TensorFlow vs PyTorch. Google’s framework is legacy infrastructure now. PyTorch is where research happens.

ruff, uv, the Python ecosystem that actually works. Astral, the company Google didn’t hire, is now making the tools Google’s own engineers prefer to Google’s tools.

This isn’t about which framework is technically superior. This is about which organization still knows how to ship and then listen when the market votes with its feet.

Google stopped listening somewhere around 2015.

The $40 Billion Hedge

Google doesn’t invest $40 billion in Anthropic because they’re confident. They invest because they’re hedging.

The narrative is: “We’re backing the future.” The reality is: “We can’t build it ourselves, so we’re paying someone else to do it before we become irrelevant.”

That’s the IBM playbook. Invest in startups, partner strategically, hope the partnership prevents your own obsolescence.

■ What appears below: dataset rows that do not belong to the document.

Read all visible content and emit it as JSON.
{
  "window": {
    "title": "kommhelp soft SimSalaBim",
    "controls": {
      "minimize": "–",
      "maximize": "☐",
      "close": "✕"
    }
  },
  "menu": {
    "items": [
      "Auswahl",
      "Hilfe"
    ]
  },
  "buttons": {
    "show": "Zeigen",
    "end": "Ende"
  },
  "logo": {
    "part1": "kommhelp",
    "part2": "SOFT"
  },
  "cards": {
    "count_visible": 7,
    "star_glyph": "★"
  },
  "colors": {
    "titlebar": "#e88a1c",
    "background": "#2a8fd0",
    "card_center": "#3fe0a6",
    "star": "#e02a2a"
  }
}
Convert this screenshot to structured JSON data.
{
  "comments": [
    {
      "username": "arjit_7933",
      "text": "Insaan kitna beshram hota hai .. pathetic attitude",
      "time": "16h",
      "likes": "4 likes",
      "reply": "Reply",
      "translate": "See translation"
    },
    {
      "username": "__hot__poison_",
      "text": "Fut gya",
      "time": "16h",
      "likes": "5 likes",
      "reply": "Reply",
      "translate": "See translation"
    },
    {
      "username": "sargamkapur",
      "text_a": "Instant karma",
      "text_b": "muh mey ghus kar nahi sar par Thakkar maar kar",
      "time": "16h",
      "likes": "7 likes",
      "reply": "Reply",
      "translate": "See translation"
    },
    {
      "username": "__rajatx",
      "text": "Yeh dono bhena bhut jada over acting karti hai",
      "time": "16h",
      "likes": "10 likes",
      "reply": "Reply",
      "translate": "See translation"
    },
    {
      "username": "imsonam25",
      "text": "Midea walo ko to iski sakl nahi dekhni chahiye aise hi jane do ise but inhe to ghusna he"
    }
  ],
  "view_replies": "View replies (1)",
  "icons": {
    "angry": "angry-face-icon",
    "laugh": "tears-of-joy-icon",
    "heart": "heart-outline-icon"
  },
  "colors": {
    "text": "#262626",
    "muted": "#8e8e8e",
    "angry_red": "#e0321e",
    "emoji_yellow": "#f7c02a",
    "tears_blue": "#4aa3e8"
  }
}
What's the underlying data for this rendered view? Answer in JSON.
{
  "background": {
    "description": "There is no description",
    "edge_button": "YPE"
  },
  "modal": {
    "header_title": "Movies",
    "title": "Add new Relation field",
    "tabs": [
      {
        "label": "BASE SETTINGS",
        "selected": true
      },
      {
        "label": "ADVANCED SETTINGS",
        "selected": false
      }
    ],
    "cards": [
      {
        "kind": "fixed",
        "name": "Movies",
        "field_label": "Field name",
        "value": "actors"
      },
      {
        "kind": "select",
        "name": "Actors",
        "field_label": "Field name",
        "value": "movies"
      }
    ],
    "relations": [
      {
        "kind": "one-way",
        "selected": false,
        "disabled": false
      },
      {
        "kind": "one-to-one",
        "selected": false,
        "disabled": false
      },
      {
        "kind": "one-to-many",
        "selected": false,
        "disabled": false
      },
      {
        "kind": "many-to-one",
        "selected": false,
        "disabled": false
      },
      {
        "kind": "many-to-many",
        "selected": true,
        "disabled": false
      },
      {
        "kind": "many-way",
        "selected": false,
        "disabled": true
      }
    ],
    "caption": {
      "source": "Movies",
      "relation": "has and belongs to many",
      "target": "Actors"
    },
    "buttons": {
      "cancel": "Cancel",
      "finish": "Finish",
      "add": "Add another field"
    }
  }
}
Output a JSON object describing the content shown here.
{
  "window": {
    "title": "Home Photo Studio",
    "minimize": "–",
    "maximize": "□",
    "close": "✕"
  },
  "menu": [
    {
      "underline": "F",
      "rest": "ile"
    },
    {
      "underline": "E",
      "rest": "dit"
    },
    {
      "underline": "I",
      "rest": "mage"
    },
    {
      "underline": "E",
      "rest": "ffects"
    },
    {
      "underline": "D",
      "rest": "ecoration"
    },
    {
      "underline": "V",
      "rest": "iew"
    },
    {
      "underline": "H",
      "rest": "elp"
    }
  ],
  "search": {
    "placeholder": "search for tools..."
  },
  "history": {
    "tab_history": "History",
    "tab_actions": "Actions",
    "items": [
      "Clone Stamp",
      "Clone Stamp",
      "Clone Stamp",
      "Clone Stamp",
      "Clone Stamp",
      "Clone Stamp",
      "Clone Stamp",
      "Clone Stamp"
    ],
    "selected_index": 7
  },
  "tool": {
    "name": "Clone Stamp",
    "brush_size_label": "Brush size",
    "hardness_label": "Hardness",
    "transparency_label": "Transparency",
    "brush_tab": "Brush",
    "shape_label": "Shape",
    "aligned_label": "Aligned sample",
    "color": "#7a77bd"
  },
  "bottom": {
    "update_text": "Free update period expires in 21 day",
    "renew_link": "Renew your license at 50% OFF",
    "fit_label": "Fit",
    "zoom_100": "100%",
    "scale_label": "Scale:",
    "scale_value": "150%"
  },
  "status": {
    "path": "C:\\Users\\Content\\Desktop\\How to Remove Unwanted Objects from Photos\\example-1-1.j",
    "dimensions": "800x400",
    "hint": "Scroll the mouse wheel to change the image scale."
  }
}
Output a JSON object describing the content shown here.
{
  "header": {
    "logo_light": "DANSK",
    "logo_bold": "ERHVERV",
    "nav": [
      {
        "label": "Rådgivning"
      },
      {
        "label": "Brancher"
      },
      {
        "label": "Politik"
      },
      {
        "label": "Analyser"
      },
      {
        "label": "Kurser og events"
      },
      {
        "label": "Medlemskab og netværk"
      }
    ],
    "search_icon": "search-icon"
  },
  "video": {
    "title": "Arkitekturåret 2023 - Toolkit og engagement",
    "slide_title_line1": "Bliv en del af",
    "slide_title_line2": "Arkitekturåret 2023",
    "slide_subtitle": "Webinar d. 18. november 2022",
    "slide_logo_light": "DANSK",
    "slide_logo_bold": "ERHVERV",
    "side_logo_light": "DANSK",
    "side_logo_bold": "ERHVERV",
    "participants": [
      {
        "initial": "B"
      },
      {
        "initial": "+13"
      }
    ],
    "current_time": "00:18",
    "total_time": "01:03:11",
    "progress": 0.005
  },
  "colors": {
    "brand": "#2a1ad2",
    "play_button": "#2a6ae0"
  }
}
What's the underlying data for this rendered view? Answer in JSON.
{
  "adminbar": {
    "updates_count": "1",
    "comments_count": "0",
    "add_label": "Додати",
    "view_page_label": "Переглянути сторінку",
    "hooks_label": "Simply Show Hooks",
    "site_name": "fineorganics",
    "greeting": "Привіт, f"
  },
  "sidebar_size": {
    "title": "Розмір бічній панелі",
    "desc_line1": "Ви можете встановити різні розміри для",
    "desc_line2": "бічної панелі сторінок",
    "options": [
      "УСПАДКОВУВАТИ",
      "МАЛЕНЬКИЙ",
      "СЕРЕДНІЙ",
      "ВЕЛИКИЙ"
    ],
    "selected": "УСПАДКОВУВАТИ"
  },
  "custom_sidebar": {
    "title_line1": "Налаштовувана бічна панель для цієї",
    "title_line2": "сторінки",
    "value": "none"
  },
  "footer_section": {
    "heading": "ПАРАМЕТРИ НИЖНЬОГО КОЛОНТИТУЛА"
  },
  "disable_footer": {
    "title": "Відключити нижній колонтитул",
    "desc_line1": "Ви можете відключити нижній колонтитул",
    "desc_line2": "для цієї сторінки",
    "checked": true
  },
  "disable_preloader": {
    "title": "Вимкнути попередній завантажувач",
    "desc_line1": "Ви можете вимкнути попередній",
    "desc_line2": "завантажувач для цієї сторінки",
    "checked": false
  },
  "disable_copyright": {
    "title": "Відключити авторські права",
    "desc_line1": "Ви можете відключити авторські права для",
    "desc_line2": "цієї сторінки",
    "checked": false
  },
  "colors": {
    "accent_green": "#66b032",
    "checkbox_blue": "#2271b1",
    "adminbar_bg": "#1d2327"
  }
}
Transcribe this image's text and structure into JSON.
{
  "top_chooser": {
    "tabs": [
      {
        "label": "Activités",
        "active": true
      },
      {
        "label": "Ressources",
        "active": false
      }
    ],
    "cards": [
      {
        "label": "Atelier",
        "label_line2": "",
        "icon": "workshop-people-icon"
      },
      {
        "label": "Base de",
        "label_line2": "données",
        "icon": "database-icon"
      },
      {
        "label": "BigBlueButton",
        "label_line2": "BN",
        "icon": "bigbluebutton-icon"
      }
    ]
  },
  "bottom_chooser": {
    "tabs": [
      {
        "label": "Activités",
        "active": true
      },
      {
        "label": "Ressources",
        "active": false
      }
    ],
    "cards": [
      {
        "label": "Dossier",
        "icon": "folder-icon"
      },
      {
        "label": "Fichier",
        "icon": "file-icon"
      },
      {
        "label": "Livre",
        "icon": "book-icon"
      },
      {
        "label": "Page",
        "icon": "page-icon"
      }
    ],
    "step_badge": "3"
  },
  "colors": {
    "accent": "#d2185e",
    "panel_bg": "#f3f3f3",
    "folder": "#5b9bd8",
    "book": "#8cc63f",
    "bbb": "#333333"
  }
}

It didn’t work then. It won’t work now.

And Anthropic knows this. Dario Amodei’s already got runway. Capital isn’t the constraint. What $40B buys is board pressure, integration requirements, institutional stakeholders with timelines that don’t align with “build the safest AGI.”

The joke is that Google knows this pattern. They studied IBM’s decay. They have the resources to avoid it.

But organizational gravity is heavier than capital.

Platform Capitalism as Default

Google’s biggest institutional advantage isn’t product excellence. It’s infrastructure inertia. Lock-in. Path dependency.

Drive. Gmail. Search. They’re not dominant because they’re good. They’re dominant because leaving is painful.

The moment someone else builds better and doesn’t kill it, that advantage evaporates.

Google became the company you’re trapped in, not the company you choose.

And they’re still not sure why developers are building elsewhere.


The observation: A company doesn’t wake up one day and decide to stop making software. It happens slowly. Ratio shifts. Processes calcify. Incentives misalign. Then one day you look around and realize you’re maintaining infrastructure, not building the future.

Google’s probably got five more years of coasting on lock-in. After that, the reckoning starts.

By then, the self-taught builders will be somewhere else.